Юнг рассматривал манифестное содержание сна — фрейдовскую «маску» или «зримый фасад» сновидения — лишь как частный случай и шаг к тому, что «сновидение часто говорит о сексуальности, но не всегда имеет ее в виду — часто говорит об отце, но, в действительности, подразумевает самого сновидца». И далее:
«…если наши сновидения воспроизводят определенные идеи, то эти идеи являются, прежде всего, нашими идеями, в структуре которых разворачивается наше целостное бытие. Они выступают как субъективные факторы, группируясь точно также, как и в сновидении, и выражая это или то значение не по внешним причинам, а по глубоко интимным подсказкам своего психического. Вся сновидческая работа, в сущности, субъективна, и сновидение есть театр, в котором сновидец оказывается сценой, актером, суфлером, режиссером, автором, публикой и критиком. Эта простая истина образует основу для понимания смысла сновидения, которое я назвал толкованием на субъективном уровне. Такое толкование рассматривает все персонажи сновидения, как персонифицированные черты собственной личности сновидца»[37].

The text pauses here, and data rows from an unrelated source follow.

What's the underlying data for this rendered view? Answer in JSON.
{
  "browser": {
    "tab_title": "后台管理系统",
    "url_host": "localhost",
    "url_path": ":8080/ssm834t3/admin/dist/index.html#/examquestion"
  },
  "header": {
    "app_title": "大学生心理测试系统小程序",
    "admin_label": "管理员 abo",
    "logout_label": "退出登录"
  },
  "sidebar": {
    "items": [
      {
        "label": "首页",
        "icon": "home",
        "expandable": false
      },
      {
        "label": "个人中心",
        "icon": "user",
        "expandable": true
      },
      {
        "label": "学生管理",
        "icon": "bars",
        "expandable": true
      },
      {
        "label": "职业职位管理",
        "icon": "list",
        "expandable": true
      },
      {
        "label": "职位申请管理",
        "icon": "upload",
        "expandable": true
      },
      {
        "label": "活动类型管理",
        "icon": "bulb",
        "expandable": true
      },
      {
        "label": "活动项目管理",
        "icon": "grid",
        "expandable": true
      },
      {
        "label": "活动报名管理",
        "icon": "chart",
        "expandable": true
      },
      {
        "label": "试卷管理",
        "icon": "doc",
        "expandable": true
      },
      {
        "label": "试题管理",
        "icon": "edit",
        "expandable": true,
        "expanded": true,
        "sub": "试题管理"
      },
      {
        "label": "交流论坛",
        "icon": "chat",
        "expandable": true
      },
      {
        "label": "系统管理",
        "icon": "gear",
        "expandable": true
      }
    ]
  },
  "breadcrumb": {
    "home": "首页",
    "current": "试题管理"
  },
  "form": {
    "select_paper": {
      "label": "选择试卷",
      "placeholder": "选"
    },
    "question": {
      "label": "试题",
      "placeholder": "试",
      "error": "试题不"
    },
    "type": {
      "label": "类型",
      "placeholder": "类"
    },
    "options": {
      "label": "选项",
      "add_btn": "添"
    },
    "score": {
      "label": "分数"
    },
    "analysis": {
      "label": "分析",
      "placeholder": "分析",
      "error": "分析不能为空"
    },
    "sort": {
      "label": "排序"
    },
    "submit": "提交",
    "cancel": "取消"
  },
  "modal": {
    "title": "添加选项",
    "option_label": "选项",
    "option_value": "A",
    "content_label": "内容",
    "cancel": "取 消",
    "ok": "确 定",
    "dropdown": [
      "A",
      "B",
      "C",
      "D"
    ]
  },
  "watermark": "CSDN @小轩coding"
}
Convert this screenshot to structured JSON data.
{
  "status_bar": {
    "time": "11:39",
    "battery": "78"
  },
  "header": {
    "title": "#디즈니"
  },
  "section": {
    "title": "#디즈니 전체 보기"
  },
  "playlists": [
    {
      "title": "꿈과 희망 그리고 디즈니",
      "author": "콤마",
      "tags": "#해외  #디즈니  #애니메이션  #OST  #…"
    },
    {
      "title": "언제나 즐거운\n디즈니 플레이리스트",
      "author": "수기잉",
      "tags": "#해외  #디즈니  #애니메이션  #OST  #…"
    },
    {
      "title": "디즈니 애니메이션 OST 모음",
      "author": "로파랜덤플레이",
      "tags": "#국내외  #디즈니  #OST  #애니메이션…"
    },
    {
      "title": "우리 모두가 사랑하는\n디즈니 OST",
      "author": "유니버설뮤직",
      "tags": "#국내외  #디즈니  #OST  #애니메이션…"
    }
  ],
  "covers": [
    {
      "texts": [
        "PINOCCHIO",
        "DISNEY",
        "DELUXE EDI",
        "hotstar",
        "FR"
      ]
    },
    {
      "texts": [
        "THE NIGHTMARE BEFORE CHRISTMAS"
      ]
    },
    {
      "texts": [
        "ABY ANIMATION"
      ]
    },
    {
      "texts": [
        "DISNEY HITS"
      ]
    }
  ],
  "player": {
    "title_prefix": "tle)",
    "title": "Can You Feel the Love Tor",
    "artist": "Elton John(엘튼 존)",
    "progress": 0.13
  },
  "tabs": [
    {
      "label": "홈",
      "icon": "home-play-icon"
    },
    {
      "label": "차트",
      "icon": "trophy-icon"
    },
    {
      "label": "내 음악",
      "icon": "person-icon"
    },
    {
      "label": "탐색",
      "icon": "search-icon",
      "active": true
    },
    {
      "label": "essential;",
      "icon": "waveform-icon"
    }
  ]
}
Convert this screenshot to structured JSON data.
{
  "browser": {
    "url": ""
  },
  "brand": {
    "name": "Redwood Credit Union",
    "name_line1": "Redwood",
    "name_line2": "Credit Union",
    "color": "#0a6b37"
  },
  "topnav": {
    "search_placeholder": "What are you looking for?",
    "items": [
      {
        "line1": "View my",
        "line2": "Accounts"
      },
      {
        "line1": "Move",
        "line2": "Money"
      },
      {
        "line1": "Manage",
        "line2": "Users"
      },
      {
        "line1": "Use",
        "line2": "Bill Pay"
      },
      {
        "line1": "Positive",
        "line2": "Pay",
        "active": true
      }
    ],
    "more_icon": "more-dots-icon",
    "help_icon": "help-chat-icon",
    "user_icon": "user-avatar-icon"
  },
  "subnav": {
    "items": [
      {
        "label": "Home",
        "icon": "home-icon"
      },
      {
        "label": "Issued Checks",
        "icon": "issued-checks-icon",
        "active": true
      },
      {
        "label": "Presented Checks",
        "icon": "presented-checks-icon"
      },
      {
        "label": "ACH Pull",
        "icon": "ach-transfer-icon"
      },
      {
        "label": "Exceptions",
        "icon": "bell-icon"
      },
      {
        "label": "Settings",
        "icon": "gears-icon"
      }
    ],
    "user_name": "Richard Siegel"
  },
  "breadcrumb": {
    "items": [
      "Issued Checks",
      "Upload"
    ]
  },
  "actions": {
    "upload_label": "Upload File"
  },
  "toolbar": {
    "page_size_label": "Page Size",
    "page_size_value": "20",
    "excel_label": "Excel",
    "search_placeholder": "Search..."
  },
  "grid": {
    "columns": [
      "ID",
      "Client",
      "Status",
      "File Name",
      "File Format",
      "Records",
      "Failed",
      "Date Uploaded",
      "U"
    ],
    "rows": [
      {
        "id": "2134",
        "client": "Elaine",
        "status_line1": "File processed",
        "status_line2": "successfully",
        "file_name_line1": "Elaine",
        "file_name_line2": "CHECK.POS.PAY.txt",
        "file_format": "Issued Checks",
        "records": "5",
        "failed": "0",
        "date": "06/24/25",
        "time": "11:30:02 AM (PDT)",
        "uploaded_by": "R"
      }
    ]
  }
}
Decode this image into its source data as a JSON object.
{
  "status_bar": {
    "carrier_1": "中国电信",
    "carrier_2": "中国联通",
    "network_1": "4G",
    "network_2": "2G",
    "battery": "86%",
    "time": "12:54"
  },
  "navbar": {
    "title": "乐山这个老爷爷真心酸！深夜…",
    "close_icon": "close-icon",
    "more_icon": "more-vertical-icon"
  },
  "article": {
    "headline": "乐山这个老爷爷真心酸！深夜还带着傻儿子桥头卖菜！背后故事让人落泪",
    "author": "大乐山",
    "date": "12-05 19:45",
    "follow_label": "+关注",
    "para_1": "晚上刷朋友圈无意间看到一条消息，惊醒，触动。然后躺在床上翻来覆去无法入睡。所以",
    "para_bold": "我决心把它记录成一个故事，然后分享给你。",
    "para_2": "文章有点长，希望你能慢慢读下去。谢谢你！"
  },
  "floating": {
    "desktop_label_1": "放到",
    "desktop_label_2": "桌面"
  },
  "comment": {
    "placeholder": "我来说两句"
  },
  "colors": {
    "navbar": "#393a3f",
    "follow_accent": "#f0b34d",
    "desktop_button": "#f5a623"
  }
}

Язык снов, согласно Юнгу, сложен и переменчив, и не уступает в этом отношении языку сознания. Языковые составляющие представляют из себя, по большей части, невербальные образы, варьирующие по степени сложности и живости, яркости гораздо шире и более драматично, чем соответствующие элементы в бодрствующем переживании. На сравнительно простом уровне фигуративный язык сна очень напоминает разнообразные — от номинативных до метафор — фигуры речи. Скажем, образ свиньи в сновидении может обозначать хамство, а льва — царь зверей — символизировать силу; сновидческая сцена перехода через мост может служить метафорой принятия важного решения изменения чего-либо и т. д. Языковым элементом сна может выступать цвет: его наличие или, наоборот, отсутствие, интенсивность, разновидность тонов и оттенков и др. Невозможные образы — физически непредставимые и фантастические — также составляют элементный язык сновидений.
Частью языка сна следует считать и преувеличение. Сюда относятся образы обычных объектов или людей, которые выступают во сне в причудливом или угрожающем виде, а реальные жизненные ситуации предстают в чрезвычайно измененных пропорциях или, напротив, отличаются в деталях от действительных ситуаций. Вышеприведенный сон юного Юнга с образом одноглазого фаллоса ряд постюнгианских аналитиков трактует вне какой-либо связи с сексуальностью, а в духе компенсаторного иконоборчества — образ языческого символа — сына пресвитерианского пастора.